Em 2002, o novo Código Civil entrou em vigor e deixou ainda mais claro o fim da discussão sobre a indenização do dano, exclusivamente moral, quando trouxe em seu Art. 186, de maneira explicita, a obrigatoriedade de indenização desse dano em questão.  Art. 186 – “Aquele que, por ação ou omissão voluntária, negligência ou imprudência, violar direito e causar dano a outrem, ainda que exclusivamente moral, comete ato ilícito”. (BRASIL, 2002)

Dessa forma, após o entendimento do conceito do dano moral e uma breve análise sobre a evolução do mesmo ao longo dos anos dentro do ordenamento jurídico, partimos para o entendimento sobre a influência do dano moral dentro do âmbito familiar. Sobre esse aspecto temos que:

 

“Aplica-se ao direito de família o princípio geral de que diante de ação lesiva é assegurado o direito do ofendido à reparação, o qual inspira responsabilidade civil e viabiliza a vida em sociedade, com o cumprimento da finalidade do direito e o restabelecimento da ordem ou equilíbrio pessoal e social (SANTOS, 1999, p. 184).”

 

Sendo a família a base religiosa, econômica e afetiva de qualquer indivíduo, sua composição e participação ativa no meio de convívio é de extrema importância para o desenvolvimento “correto” dos mesmos. Sendo assim, um dano moral causado nesse ambiente pode afetar profundamente os envolvidos

É diante disso que a indenização do dano moral é importante no direito de família para que sejam reparados os afetos jamais recebidos pelos membros. A indenização não possui o objetivo de restituir o afeto não recebido, mas sim de minimizar os danos causados e auxiliar na educação e na sociedade, coisas que poderiam ter sido recebidas anteriormente (CARDIN, 2012, p. 47).

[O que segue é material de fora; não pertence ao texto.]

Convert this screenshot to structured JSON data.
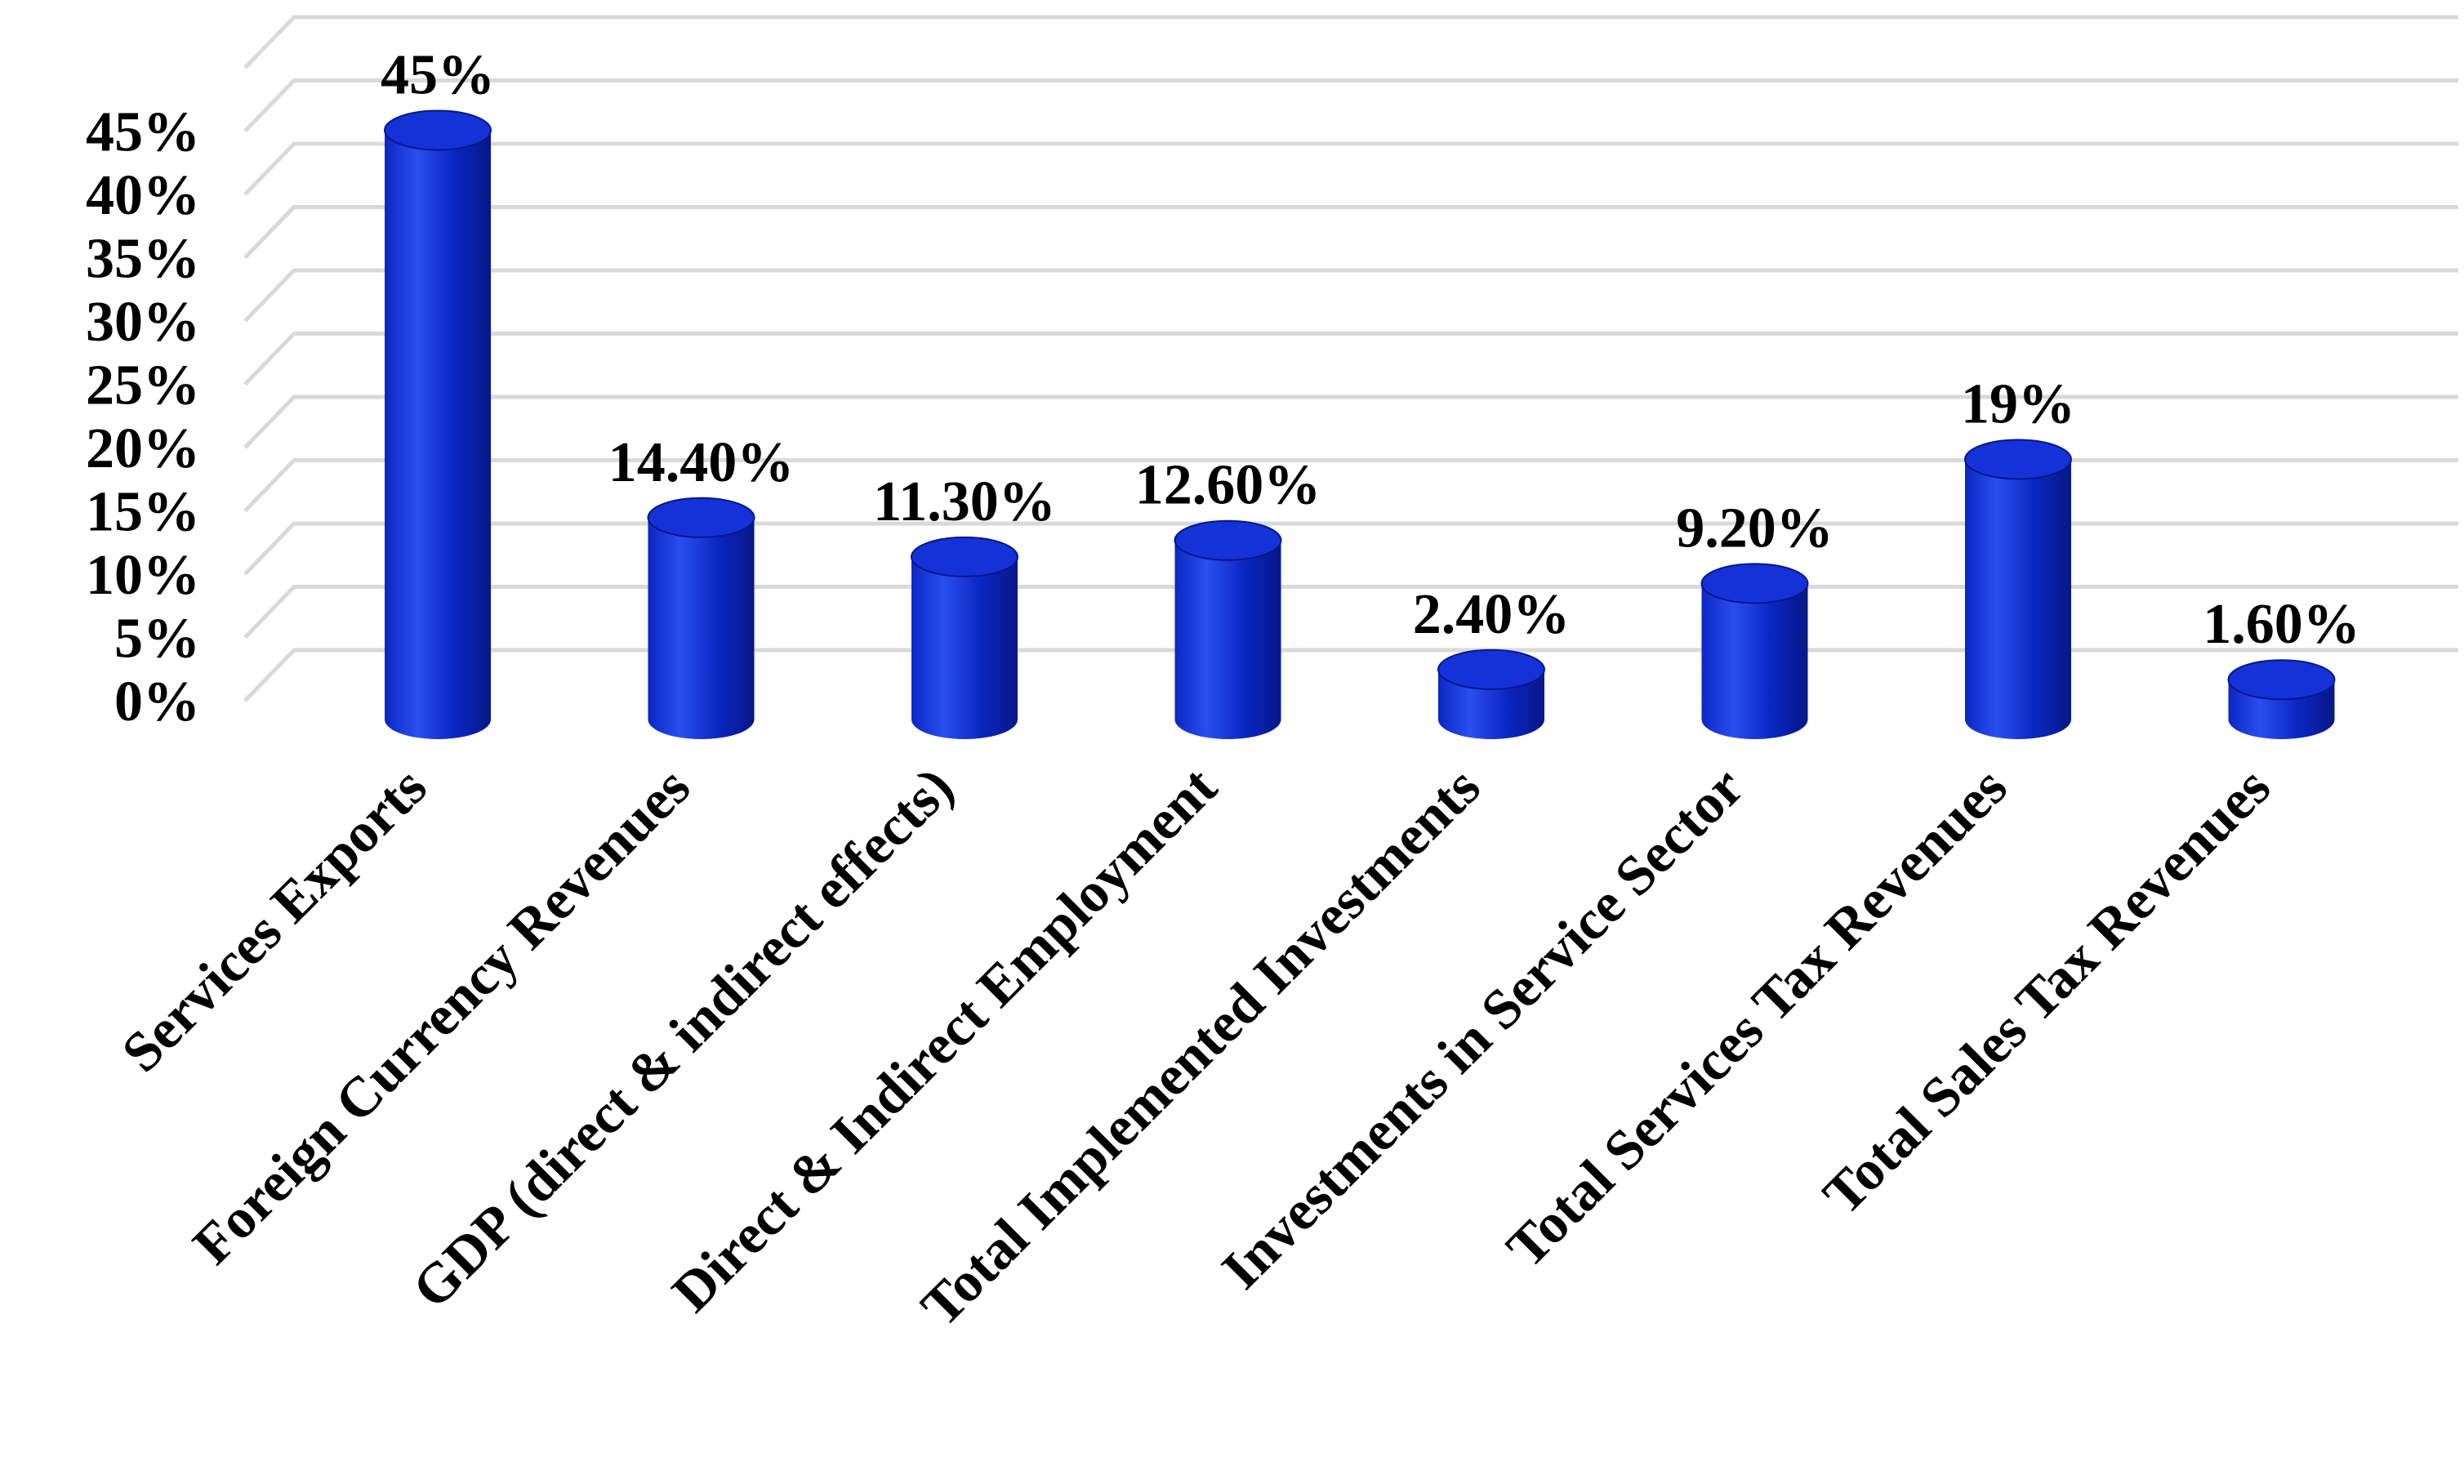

Então, a partir do momento em que se constitui uma família, as pessoas envolvidas possuem a liberdade de assumir as responsabilidades da vida, saúde, educação, entre outros aspectos que estão incluídos na paternidade responsável. Caso esses princípios básicos não sejam cumpridos o ato se torna ato ilícito civil, o qual vai contra o Art. 186 do Código Civil (citado anteriormente), já podendo ser encaixado no dano moral.

Portanto, podemos concluir que a responsabilidade no meio familiar é de suma importância. Agora analisaremos os casos de abandono afetivo que geram o dano moral acima retratado.

 

  1. O ABANDONO AFETIVO E SUA FORMA DE VALORAÇÃO

O abandono, assim como o dano moral, pode ocorrer de diferentes maneiras e atingir diferentes aspectos na vida do indivíduo. Uma delas é o abandono material, o mesmo se dá quando é negado a pessoa do filho o auxílio financeiro e os itens básicos para que lhe seja garantido uma vida estável. Ademais, também pode ocorrer abandono imaterial.

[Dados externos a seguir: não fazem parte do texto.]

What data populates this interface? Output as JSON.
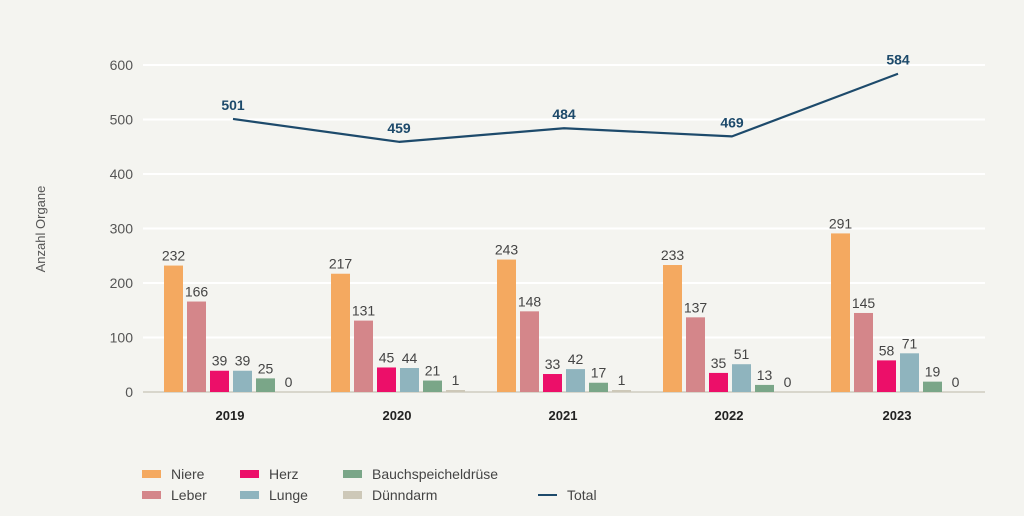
{
  "chart_data": {
    "type": "bar",
    "title": "",
    "xlabel": "",
    "ylabel": "Anzahl Organe",
    "ylim": [
      0,
      600
    ],
    "yticks": [
      0,
      100,
      200,
      300,
      400,
      500,
      600
    ],
    "grid": true,
    "legend_position": "bottom-left",
    "categories": [
      "2019",
      "2020",
      "2021",
      "2022",
      "2023"
    ],
    "series": [
      {
        "name": "Niere",
        "type": "bar",
        "color": "#f4a960",
        "values": [
          232,
          217,
          243,
          233,
          291
        ]
      },
      {
        "name": "Leber",
        "type": "bar",
        "color": "#d4868a",
        "values": [
          166,
          131,
          148,
          137,
          145
        ]
      },
      {
        "name": "Herz",
        "type": "bar",
        "color": "#ec0f69",
        "values": [
          39,
          45,
          33,
          35,
          58
        ]
      },
      {
        "name": "Lunge",
        "type": "bar",
        "color": "#8fb4be",
        "values": [
          39,
          44,
          42,
          51,
          71
        ]
      },
      {
        "name": "Bauchspeicheldrüse",
        "type": "bar",
        "color": "#7aa688",
        "values": [
          25,
          21,
          17,
          13,
          19
        ]
      },
      {
        "name": "Dünndarm",
        "type": "bar",
        "color": "#cdc8b8",
        "values": [
          0,
          1,
          1,
          0,
          0
        ]
      },
      {
        "name": "Total",
        "type": "line",
        "color": "#1d4a6b",
        "values": [
          501,
          459,
          484,
          469,
          584
        ]
      }
    ]
  },
  "legend": {
    "items": [
      "Niere",
      "Herz",
      "Bauchspeicheldrüse",
      "Leber",
      "Lunge",
      "Dünndarm",
      "Total"
    ]
  }
}
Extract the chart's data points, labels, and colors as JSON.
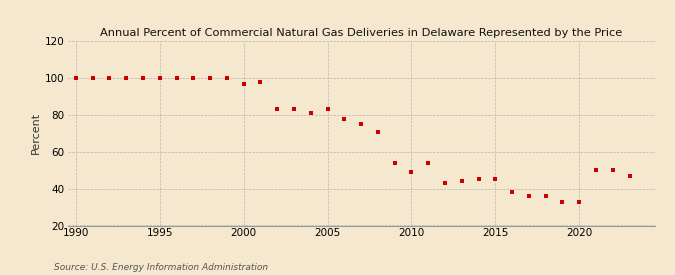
{
  "title": "Annual Percent of Commercial Natural Gas Deliveries in Delaware Represented by the Price",
  "ylabel": "Percent",
  "source": "Source: U.S. Energy Information Administration",
  "background_color": "#f5e8ce",
  "plot_background": "#f5e8ce",
  "marker_color": "#cc0000",
  "grid_color": "#b0b0b0",
  "xlim": [
    1989.5,
    2024.5
  ],
  "ylim": [
    20,
    120
  ],
  "yticks": [
    20,
    40,
    60,
    80,
    100,
    120
  ],
  "xticks": [
    1990,
    1995,
    2000,
    2005,
    2010,
    2015,
    2020
  ],
  "years": [
    1990,
    1991,
    1992,
    1993,
    1994,
    1995,
    1996,
    1997,
    1998,
    1999,
    2000,
    2001,
    2002,
    2003,
    2004,
    2005,
    2006,
    2007,
    2008,
    2009,
    2010,
    2011,
    2012,
    2013,
    2014,
    2015,
    2016,
    2017,
    2018,
    2019,
    2020,
    2021,
    2022,
    2023
  ],
  "values": [
    100,
    100,
    100,
    100,
    100,
    100,
    100,
    100,
    100,
    100,
    97,
    98,
    83,
    83,
    81,
    83,
    78,
    75,
    71,
    54,
    49,
    54,
    43,
    44,
    45,
    45,
    38,
    36,
    36,
    33,
    33,
    50,
    50,
    47
  ]
}
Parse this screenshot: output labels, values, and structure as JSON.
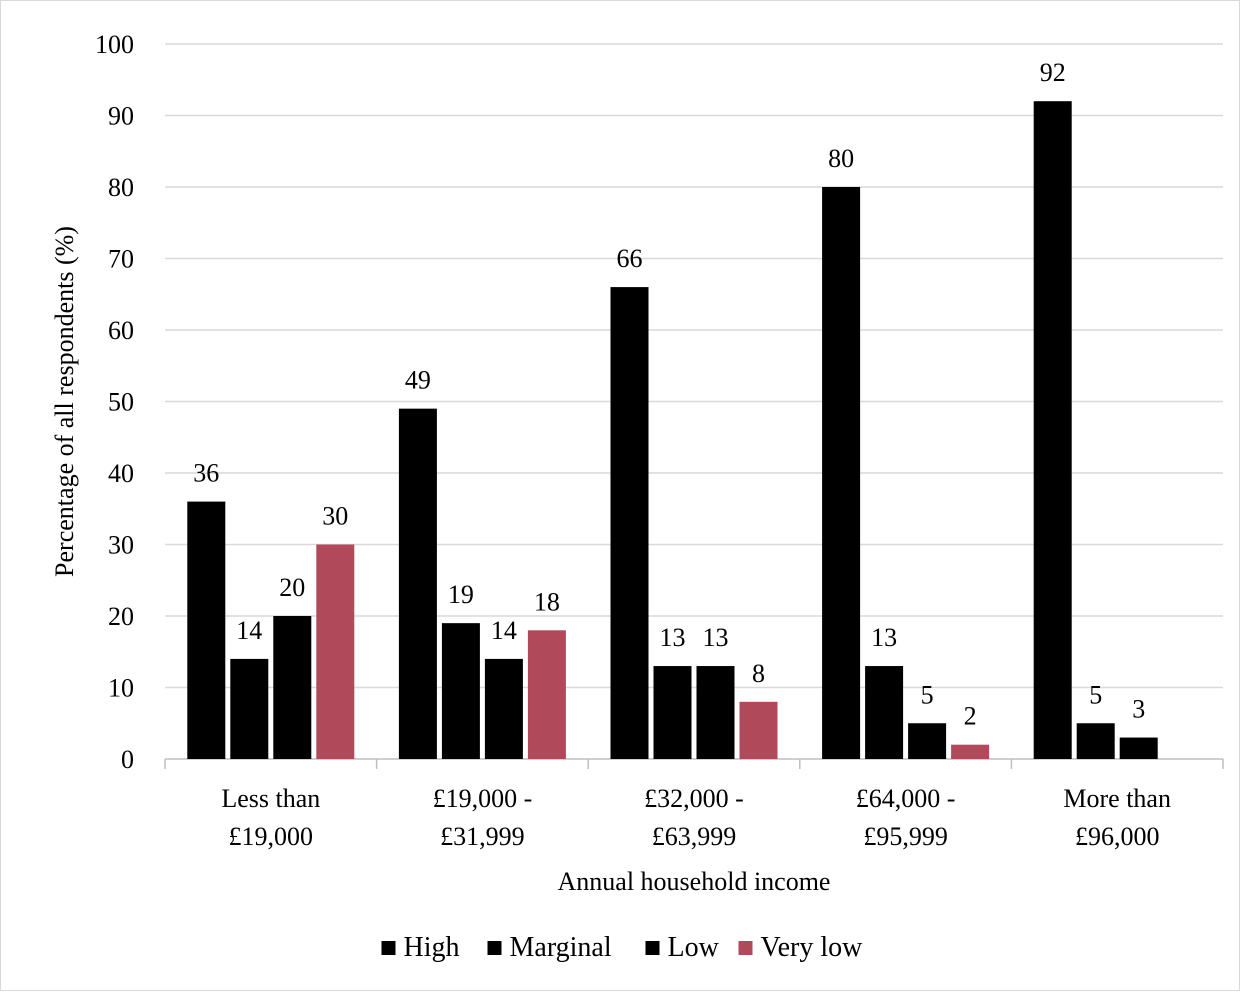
{
  "chart_data": {
    "type": "bar",
    "title": "",
    "xlabel": "Annual household income",
    "ylabel": "Percentage of all respondents (%)",
    "ylim": [
      0,
      100
    ],
    "yticks": [
      0,
      10,
      20,
      30,
      40,
      50,
      60,
      70,
      80,
      90,
      100
    ],
    "grid": true,
    "legend_position": "bottom",
    "categories": [
      [
        "Less than",
        "£19,000"
      ],
      [
        "£19,000 -",
        "£31,999"
      ],
      [
        "£32,000 -",
        "£63,999"
      ],
      [
        "£64,000 -",
        "£95,999"
      ],
      [
        "More than",
        "£96,000"
      ]
    ],
    "series": [
      {
        "name": "High",
        "color": "#000000",
        "values": [
          36,
          49,
          66,
          80,
          92
        ]
      },
      {
        "name": "Marginal",
        "color": "#000000",
        "values": [
          14,
          19,
          13,
          13,
          5
        ]
      },
      {
        "name": "Low",
        "color": "#000000",
        "values": [
          20,
          14,
          13,
          5,
          3
        ]
      },
      {
        "name": "Very low",
        "color": "#b04a5a",
        "values": [
          30,
          18,
          8,
          2,
          null
        ]
      }
    ]
  }
}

Esse, também chamado de abandono afetivo, ocorre quando os filhos são privados da convivência de um dos genitores. Essa situação pode ocorrer como a privação por uma das partes, que impede a convivência entre um dos genitores e a pessoa do filho, ou ainda pela própria vontade do genitor que não quer participar ativamente da vida do filho. É a partir da segunda situação exposta que o abandono afetivo acontece, pois, as necessidades da pessoa do filho são negadas propositalmente (TOVAR, 2010, p. 07).

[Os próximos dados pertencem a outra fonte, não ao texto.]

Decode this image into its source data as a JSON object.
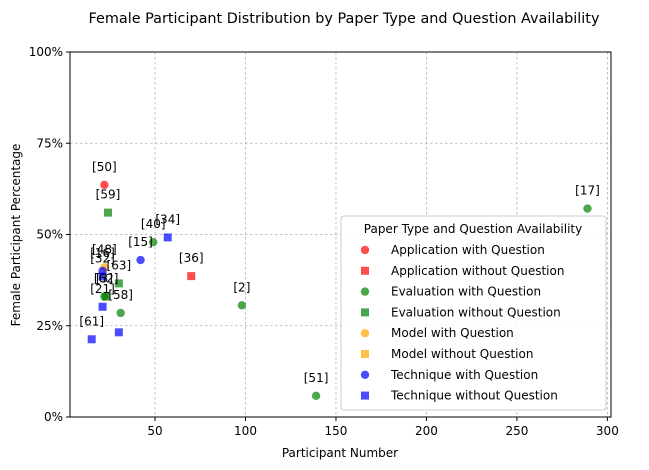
{
  "chart_data": {
    "type": "scatter",
    "title": "Female Participant Distribution by Paper Type and Question Availability",
    "xlabel": "Participant Number",
    "ylabel": "Female Participant Percentage",
    "xlim": [
      3,
      302
    ],
    "ylim": [
      0,
      1
    ],
    "xticks": [
      50,
      100,
      150,
      200,
      250,
      300
    ],
    "xtick_labels": [
      "50",
      "100",
      "150",
      "200",
      "250",
      "300"
    ],
    "yticks": [
      0,
      0.25,
      0.5,
      0.75,
      1.0
    ],
    "ytick_labels": [
      "0%",
      "25%",
      "50%",
      "75%",
      "100%"
    ],
    "grid": true,
    "legend": {
      "title": "Paper Type and Question Availability",
      "placement": "lower-right"
    },
    "series": [
      {
        "name": "Application with Question",
        "color": "#ff0000",
        "marker": "circle",
        "points": [
          {
            "x": 22,
            "y": 0.636,
            "label": "[50]"
          }
        ]
      },
      {
        "name": "Application without Question",
        "color": "#ff0000",
        "marker": "square",
        "points": [
          {
            "x": 70,
            "y": 0.386,
            "label": "[36]"
          }
        ]
      },
      {
        "name": "Evaluation with Question",
        "color": "#008000",
        "marker": "circle",
        "points": [
          {
            "x": 289,
            "y": 0.571,
            "label": "[17]"
          },
          {
            "x": 98,
            "y": 0.306,
            "label": "[2]"
          },
          {
            "x": 139,
            "y": 0.058,
            "label": "[51]"
          },
          {
            "x": 49,
            "y": 0.479,
            "label": "[40]"
          },
          {
            "x": 31,
            "y": 0.285,
            "label": "[58]"
          },
          {
            "x": 22,
            "y": 0.33,
            "label": "[3]"
          }
        ]
      },
      {
        "name": "Evaluation without Question",
        "color": "#008000",
        "marker": "square",
        "points": [
          {
            "x": 24,
            "y": 0.56,
            "label": "[59]"
          },
          {
            "x": 30,
            "y": 0.366,
            "label": "[63]"
          },
          {
            "x": 23,
            "y": 0.33,
            "label": "[62]"
          }
        ]
      },
      {
        "name": "Model with Question",
        "color": "#ffa500",
        "marker": "circle",
        "points": [
          {
            "x": 22,
            "y": 0.41,
            "label": "[48]"
          }
        ]
      },
      {
        "name": "Model without Question",
        "color": "#ffa500",
        "marker": "square",
        "points": []
      },
      {
        "name": "Technique with Question",
        "color": "#0000ff",
        "marker": "circle",
        "points": [
          {
            "x": 42,
            "y": 0.43,
            "label": "[15]"
          },
          {
            "x": 21,
            "y": 0.4,
            "label": "[16]"
          }
        ]
      },
      {
        "name": "Technique without Question",
        "color": "#0000ff",
        "marker": "square",
        "points": [
          {
            "x": 57,
            "y": 0.492,
            "label": "[34]"
          },
          {
            "x": 30,
            "y": 0.232,
            "label": ""
          },
          {
            "x": 15,
            "y": 0.213,
            "label": "[61]"
          },
          {
            "x": 21,
            "y": 0.302,
            "label": "[21]"
          },
          {
            "x": 21,
            "y": 0.385,
            "label": "[32]"
          }
        ]
      }
    ]
  }
}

Sobre o tema Costa (2008, p. 01) diz que:

 

“O abandono moral é tão prejudicial como o abandono material, ou até mais, afinal a carência de recurso materiais pode ser superada através do trabalho árduo do outro genitor, o afeto não pode ser substituído, a sua ausência pode destruir princípios morais, principalmente quando estes ainda não estão consolidados na personalidade da criança e do adolescente.”

 

Em um contexto geral, podemos dizer que é a afetividade a participação familiar ativa na vida do filho é que molda a personalidade, social e pessoal, do mesmo. Sendo assim quando essas necessidades básicas são desrespeitadas o indivíduo pode vir a ter problemas psicossociais, possuir constante tristeza, frustração, entre outras situações que podem delimitar negativamente sua vida futuramente.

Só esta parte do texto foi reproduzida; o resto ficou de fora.